Recently I was in Fiji and speaking with Sir Graham Henry about what he did specifically to build the All Blacks into one of the most successful sports teams in history, and to create great role models in the process. Their success record is incredible, and what strikes me even more than that is the character of the men who are now retiring from the All Blacks; people like Ma’a Nonu who began his career as a hot-headed immature boy, and finished as a considered and skilled man, a role model.

What Ted told me wasn’t rocket science. Their strategy consisted of:

  1. Connection
  2. Individual performance improvement
  3. Consensus leadership
  4. Handling pressure

But if it’s not rocket science, why aren’t more teams that good?

Two reasons:

Firstly, when you can’t articulate a strategy you can’t execute on it. If the strategy had been to ‘improve culture’ then nothing would have happened, but because they articulated what ‘improve culture’ looked like, they could execute on it.

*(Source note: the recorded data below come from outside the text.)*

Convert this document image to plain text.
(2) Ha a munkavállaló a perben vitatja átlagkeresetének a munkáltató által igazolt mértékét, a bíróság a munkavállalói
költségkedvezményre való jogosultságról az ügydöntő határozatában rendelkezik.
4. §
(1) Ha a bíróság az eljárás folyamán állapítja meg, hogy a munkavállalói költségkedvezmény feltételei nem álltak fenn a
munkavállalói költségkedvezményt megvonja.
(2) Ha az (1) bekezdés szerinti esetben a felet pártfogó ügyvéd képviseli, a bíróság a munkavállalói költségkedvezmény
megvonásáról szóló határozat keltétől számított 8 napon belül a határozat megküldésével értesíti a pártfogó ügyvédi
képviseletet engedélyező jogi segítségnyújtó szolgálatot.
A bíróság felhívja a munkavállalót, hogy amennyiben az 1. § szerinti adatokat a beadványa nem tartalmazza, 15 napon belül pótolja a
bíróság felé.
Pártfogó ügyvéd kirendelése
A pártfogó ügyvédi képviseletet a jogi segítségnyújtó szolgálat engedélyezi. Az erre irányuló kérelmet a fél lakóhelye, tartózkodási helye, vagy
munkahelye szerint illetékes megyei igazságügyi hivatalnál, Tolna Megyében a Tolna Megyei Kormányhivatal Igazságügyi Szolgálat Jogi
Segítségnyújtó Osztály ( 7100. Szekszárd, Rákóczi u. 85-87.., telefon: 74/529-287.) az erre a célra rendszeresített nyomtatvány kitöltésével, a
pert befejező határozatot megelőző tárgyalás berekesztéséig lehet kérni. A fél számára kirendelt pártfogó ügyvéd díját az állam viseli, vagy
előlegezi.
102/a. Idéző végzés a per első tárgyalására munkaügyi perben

Secondly, because most people and companies fail to execute well even when the strategy is clear.

Exceptional sports team and businesses articulate their strategy then execute on that strategy relentlessly.

As Richie McCaw said to me, “Even when the competition know our strategy, it’s very hard to defend against us when we execute well.

Stop worrying about your competition knowing what you’re up to and invest your energy in execution.